Music Album Review: 'John Williams Conducts Music from the Star Wars Saga'
(C) 1999 Philips Music |
John Williams Conducts Music from the Star Wars Saga - John Williams and the Boston Pops Orchestra
Although John Williams has been working as a performer,
composer, and conductor since the 1950s, most film score fans believe
that the Golden Era of his illustrious career is marked by the eight-year period
that started with the premiere of Steven Spielberg's 1975 chiller Jaws
and concluded with the 1983 release of the conclusion of the Classic Star
Wars trilogy, Return of the Jedi
Not only did the spiritual heir to Hollywood's Studio Era galaxy of composers as Max Steiner, Erich Wolfgang Korngold, and Bernard
Herrmann write the 14 compositions featured in this 1999 Philips collection of
music from the Star Wars saga, Close Encounters of the Third Kind,
Superman: The Movie, and E.T., but Maestro Williams composed film
scores for Dracula, The Fury, Jaws 2, 1941, Black Sunday, Monsignor, and
Raiders of the Lost Ark, just to name a handful.
Williams had made his mark in the late 1960s and early 1970s scoring both television shows ("The Land of the Giants") and feature films (The Reivers, The Sugarland Express), but it was his work for Jaws that earned him his second Academy Award and led his friend and constant collaborator Steven Spielberg to recommend Williams to writer-director George Lucas, who was then in pre-production for what was to be the first of nine Skywalker Saga films, Star Wars.
In this recording, Williams leads the Boston Pops Orchestra in two selections from the film that would later be retitled Star Wars Episode IV: A New Hope (1977): Main Theme (Track 1) and Princess Leia (Track 2), presented in their concert-hall arrangements. They are complemented by three selections from "The Empire Strikes Back Orchestral Suite" -- The Asteroid Field (Track 3), Yoda's Theme (Track 4), and the classic motif for Darth Vader, The Imperial March (Track 5).
Rounding out the music from the Star Wars saga are four segments of the Return of the Jedi concert suite, Parade of the Ewoks (Track 6), Luke & Leia (Track 7), Jabba the Hutt (Track 8), which features a wonderful tuba solo that comically conveys the girth and evil of the galaxy's vilest crime-lord, and The Forest Battle (Track 9).
A year after the phenomenal success of Star Wars, Williams contributed the iconic score to Richard (The Omen) Donner's big-budget, all-star cast adaptation of Superman.
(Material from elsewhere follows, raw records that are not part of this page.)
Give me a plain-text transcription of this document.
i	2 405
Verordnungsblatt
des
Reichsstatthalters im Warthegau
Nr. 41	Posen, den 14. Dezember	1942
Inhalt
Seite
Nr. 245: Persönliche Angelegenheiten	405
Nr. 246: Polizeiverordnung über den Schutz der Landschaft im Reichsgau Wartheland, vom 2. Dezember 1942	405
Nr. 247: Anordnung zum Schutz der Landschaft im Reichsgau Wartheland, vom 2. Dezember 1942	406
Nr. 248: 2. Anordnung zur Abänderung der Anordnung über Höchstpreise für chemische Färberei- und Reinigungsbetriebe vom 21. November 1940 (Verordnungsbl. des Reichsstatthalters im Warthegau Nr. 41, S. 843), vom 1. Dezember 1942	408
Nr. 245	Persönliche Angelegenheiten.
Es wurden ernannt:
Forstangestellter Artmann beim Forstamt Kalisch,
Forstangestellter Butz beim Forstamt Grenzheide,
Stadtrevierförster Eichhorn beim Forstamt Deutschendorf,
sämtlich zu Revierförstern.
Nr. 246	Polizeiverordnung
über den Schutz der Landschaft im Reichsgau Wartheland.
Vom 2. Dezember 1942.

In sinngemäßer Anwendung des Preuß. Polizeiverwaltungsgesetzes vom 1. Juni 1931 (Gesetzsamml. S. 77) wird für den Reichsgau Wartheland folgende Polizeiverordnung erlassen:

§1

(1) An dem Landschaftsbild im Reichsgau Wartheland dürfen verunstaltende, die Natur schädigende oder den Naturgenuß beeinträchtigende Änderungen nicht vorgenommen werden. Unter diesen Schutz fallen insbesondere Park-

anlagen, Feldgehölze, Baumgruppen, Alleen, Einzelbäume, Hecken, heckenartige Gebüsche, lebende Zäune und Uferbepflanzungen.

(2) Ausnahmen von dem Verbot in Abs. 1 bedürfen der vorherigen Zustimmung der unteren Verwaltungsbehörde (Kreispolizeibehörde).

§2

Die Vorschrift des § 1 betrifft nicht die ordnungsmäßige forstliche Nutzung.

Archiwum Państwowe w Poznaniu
Its heroic yet slightly tongue-in-cheek themes include the rousing March (Track 10 and the sweepingly romantic Love Theme (Track 11), heard here in its full "end titles" arrangement.
In 1982, following the success of Raiders of the Lost Ark, Williams teamed with director Spielberg again and produced one of his most acclaimed works -- the music for E.T.. In Adventures on Earth (Track 12) and The Flying Theme (Track 13) , the Boston Pops performs thematic material used in the third act of Spielberg's gentle fable about a lonely 9-year-old boy and the stranded extraterrestrial botanist he befriends. The music conveys images of fast bicycle pedaling, a desperate but bloodless chase between Federal agents and E.T.'s child-protectors, and the final redeeming moment of healing and farewells.
John Williams Conducts Music From the Star Wars Saga concludes with the 10-minute long "Suite" (Track 14) from 1977's UFO classic, Close Encounters of the Third Kind. Starting out with weird atonal music reminiscent of Bela Bartok and other early 20th Century composers, Williams' themes become more melodic and awe inspiring as the mystery behind the UFO sightings is resolved by a peaceful "close encounter" between humanity and another space-faring civilization, reminding of us of the film's log-line, "We are not alone."
Although most of the tracks have appeared in other and better albums, this CD still makes a nice holiday gift for music lovers who don't own any of the soundtrack albums or other John Williams/Boston Pops CDs.